Красивый четырехэтажный дом перегораживал отведенное под него место на два дворика. Передний был вымощен асфальтом и украшен по середине хорошеньким садиком, обсаженным кудрявыми тополями. На заднем дворе росла только случайно привившаяся бузина, главным же украшением его были гниющие помойки, да кучи всякого хлама и мусора, оставшегося от последней стройки. Но это было неважно, так как на задворки выходили только черные хода да старый полуразвалившийся дом, в котором ютилась всякая беднота, которой ни привередничать, ни разбирать, как известно, не полагается.
В чистом дворике обыкновенно разгуливали все такие чистенькие и нарядные дети, такие сытые и надменные, обладавшие такими же нарядными и хитрыми игрушками. Дети заднего двора ничем не обладали, они были грязны, бледны, очень худы и очень безнравственны. Они с жадной завистью глядели через сквозные внутренние ворота на счастливых гуляющих по заповедному садику, и всякому наблюдателю было совершенно ясно видно, что души их обуреваются при этом далеко не благородными чувствами — по крайней мере дворник Корней, их заклятый враг, уверял, что ‘эта шантрапа одними глазищами украсть может’. А так как Корней был мужик положительный, то метла его не раз гуляла по спинам малолетних крамольников, причем в данном случае каралось не содеянное зло, а то, которое по мнению Корнея, они готовы были совершить. И таким образом порок был наказан в самом своем зачатии.
Но и чистеньких обитателей переднего дворика тоже немало прельщали таинственные недра заднего двора. И если по близости не было их мамок и нянек, а Корней хлопотал по хозяйству, то обе стороны приотворяли дверцу калитки и вступали в интересную беседу. Мало-помалу они сближались все больше, пока привилегированное сословие не переходило на непривилегированный двор, где под руководством опытных, но грязных руководителей деятельно принималось рыться в заманчивом мусоре или балансировать на сваленных в кучу бревнах и досках.
Пришельцы часто падали, пачкались и рвали свои костюмчики, бывало и так, что аборигены предательски вступали с ними в бой и нещадно их избивали — и тогда на сцену появлялись старшие, которые ловили маленьких негодяев за вихры и жестоко наказывали их за обольщение своих высоких братьев. Аборигены с визгом разлетались в разные стороны, стараясь из прикрытий атаковать пришельцев камнями и комьями грязи, а их высоких братьев спешно уводили домой, внушая всю нелепость смешения с этими скверными детьми.

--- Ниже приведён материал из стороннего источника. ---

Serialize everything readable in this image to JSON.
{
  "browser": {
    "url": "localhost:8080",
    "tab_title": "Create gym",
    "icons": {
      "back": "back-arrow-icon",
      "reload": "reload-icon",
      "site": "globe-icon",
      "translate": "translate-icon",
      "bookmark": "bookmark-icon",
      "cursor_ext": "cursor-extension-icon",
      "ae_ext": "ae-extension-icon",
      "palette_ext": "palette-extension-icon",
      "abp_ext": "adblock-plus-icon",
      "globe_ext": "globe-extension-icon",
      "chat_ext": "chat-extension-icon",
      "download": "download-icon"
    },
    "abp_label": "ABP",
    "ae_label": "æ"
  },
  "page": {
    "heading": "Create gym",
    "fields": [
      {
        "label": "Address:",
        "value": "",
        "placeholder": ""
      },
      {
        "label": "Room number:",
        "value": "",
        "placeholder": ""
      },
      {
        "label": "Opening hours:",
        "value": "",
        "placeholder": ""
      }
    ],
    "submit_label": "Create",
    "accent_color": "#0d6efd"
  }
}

Гораздо реже удавалось оборванцам проникнуть на ‘чистую половину’. Это было такой редкостью, что каждый случай составлял для них целое событие — немудрено, если ‘долговязая Катька’, которая уже минут пять как безнаказанно сидела в самом садике, сама с большим удивлением констатировала этот факт. Конечно, пробраться в сад было очень большой дерзостью, и Катька это отлично сознавала. Но когда она подошла к решетке посмотреть, отчего это в садике так много детей, и услыхала интересный рассказ Кости-барина про последнее посещение Зоологического сада, то не утерпела и перелезла через решетку, чтобы лучше слышать.
Костя был там уже два раза, но собирался в ближайший праздник побывать еще. Разве сразу рассмотришь все то, что там имеется? А ведь там так сказочно-интересно!
Маленькие слушатели внимали раскрыв рот, а Костя важно рассказывал им и про страшных львов, гиен и тигров, про нежных ланей, косматых зубров и уродливых вепрей. Он описывал им птиц, то маленьких и причудливо-блестящих, то больших, важных и гордых, старался дать понятие о смешных обезьянах и неповоротливых тюленях. Но особенно интересным и сказочным в его описании являлся громадный и кроткий слон.
Конечно, нельзя сказать, чтобы описания его отличались чрезвычайной точностью, и чтобы в них не участвовала фантазия, но во всяком случае все виденное им передавалось аудитории с большой художественной выпуклостью и красочностью.
Катька заслушалась… Чем-то волшебным и роскошным веяло на нее от этого рассказа… Какое-то сказочное царство, в котором всем жилось хорошо… Все эти звери — страшные, уродливые и кровожадные — и те имели право на такую холю и заботу, о которой сама Катька не смела даже мечтать. У зверей было роскошное, просторное и теплое помещение, их кормили и слюни рекой текли у Катьки, когда она представляла себе, как целые горы мяса вбрасываются в клетки ко львам, как непрерывной струей поступают к слону вкусные французские булки, как объедаются неуклюжие медвежата орехами и сластями…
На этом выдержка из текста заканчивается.